Le muscolare e reiterata attività del finanziere bretone in Italia ha certamente influenzato il clima, sebbene Calenda, che conosce a fondo i problemi dell’industria nazionale, una controffensiva la covasse da mesi. A proposito di Mediaset, un anno fa aveva definito «normale e positivo che uno straniero acquisti una azienda italiana», però riteneva che qualcosa non andasse e che l’operazione fosse legata a un contesto «molto opaco» con «intenzioni poco chiare». Il pasticciaccio di Macron su Stx e Fincantieri ha fatto rompere gli indugi, esigenza confortata dalla convinzione che il solito Bollorè - lo stesso che secondo fonti sinora smentite dai fatti manovrava per ampliare la propria influenza sulle Generali - stesse giocando con la governance di Tim per farsi «affari suoi» non meglio identificati.

Pure Matteo Renzi avvertiva del pericolo francese. C’è chi racconta di discorsi sul tema con l’assediato numero uno, Silvio Berlusconi, così le grandi manovre politiche hanno assunto un risvolto squisitamente economico. Improbabile davvero che Calenda ne sia stato coinvolto direttamente, viste le relazioni complesse con il segretario Pd. Il ministro dello Sviluppo ha trovato semmai un ambiente più favorevole per il governo, grazie alle esigenze intrecciate delle diverse forze politiche. E qui siamo. Alla deterrenza più che alla guerra. La misura anti scorrerie non influisce da sola su Mediaset o Vivendi.
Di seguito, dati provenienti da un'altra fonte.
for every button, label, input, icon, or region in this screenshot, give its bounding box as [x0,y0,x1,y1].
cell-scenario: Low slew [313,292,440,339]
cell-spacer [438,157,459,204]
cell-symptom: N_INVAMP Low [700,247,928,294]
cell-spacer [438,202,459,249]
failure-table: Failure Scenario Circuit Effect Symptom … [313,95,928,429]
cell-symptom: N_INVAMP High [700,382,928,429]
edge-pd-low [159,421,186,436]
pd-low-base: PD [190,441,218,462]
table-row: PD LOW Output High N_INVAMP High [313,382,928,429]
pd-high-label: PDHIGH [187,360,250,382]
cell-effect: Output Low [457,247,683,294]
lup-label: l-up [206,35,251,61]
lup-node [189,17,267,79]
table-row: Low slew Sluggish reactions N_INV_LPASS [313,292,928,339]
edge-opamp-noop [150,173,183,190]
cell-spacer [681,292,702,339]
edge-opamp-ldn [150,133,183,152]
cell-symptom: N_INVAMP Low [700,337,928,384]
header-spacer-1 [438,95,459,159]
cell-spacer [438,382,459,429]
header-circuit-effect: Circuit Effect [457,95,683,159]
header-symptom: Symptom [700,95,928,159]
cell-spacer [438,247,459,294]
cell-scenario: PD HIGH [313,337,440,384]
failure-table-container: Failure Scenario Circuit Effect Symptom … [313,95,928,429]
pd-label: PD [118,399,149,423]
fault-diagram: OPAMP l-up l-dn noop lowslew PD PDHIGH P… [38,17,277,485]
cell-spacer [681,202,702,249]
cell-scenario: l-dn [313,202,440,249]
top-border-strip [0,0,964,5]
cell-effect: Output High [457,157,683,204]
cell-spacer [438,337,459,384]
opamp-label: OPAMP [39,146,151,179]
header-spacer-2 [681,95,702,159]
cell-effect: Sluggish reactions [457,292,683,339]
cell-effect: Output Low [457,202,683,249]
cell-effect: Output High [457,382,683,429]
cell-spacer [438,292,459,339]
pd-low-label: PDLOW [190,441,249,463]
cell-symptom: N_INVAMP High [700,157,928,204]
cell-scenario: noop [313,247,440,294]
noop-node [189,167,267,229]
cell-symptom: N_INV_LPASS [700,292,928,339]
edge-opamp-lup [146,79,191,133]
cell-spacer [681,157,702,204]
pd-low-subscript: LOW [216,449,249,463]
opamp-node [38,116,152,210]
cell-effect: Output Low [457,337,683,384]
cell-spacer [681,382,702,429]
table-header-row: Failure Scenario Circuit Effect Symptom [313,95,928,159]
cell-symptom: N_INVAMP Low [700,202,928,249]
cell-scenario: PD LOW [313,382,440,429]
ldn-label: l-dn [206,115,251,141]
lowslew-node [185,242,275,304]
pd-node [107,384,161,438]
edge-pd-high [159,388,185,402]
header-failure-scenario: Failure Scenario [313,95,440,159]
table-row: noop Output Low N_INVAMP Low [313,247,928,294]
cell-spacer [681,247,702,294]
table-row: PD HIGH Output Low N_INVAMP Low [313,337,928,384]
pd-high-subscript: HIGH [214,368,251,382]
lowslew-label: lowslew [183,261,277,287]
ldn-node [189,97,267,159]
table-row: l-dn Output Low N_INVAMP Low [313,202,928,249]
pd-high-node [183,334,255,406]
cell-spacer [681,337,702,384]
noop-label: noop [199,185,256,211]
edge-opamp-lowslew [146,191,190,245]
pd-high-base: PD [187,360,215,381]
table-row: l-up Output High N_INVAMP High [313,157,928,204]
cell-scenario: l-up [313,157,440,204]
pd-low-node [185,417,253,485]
Dato il Golden Power, l’esito probabile del match con Bolloré è che il governo nominerà un rappresentante nei consigli di Tim, Tesly e Sparkle con funzione di notifica vivente: dovrà informare il riferimento pubblico che potrà successivamente agire per correggere questa o quella decisione. Riorganizzata la governance, potrebbe diventare anche superfluo punire gli azionisti di Telecom con una multa pesante.

Passate le elezioni, in primavera il clima potrebbe farsi meno acceso. In casa Tim si ribadisce la natura strategica della rete, ma si fa anche capire che il dialogo è la stella polare di questa navigazione. Su di esso avrà influenza il verdetto delle urne per Berlusconi e il suo ruolo in Mediaset, come quello dei Cinque Stelle che vorrebbero controllare Sparkle e tutto quello che può in termini di rete. Osservatori di mercato stimano che il diritto societario e le regole europee renderebbero comunque laborioso un intervento restrittivo del governo. Anche col porto d’armi, il buon senso e le difficoltà consigliano il dialogo. Un accomodamento fra gentiluomini con la pistola in tasca appare la soluzione capace di garantire a tutti la possibilità di fare il proprio come lo si crede giusto.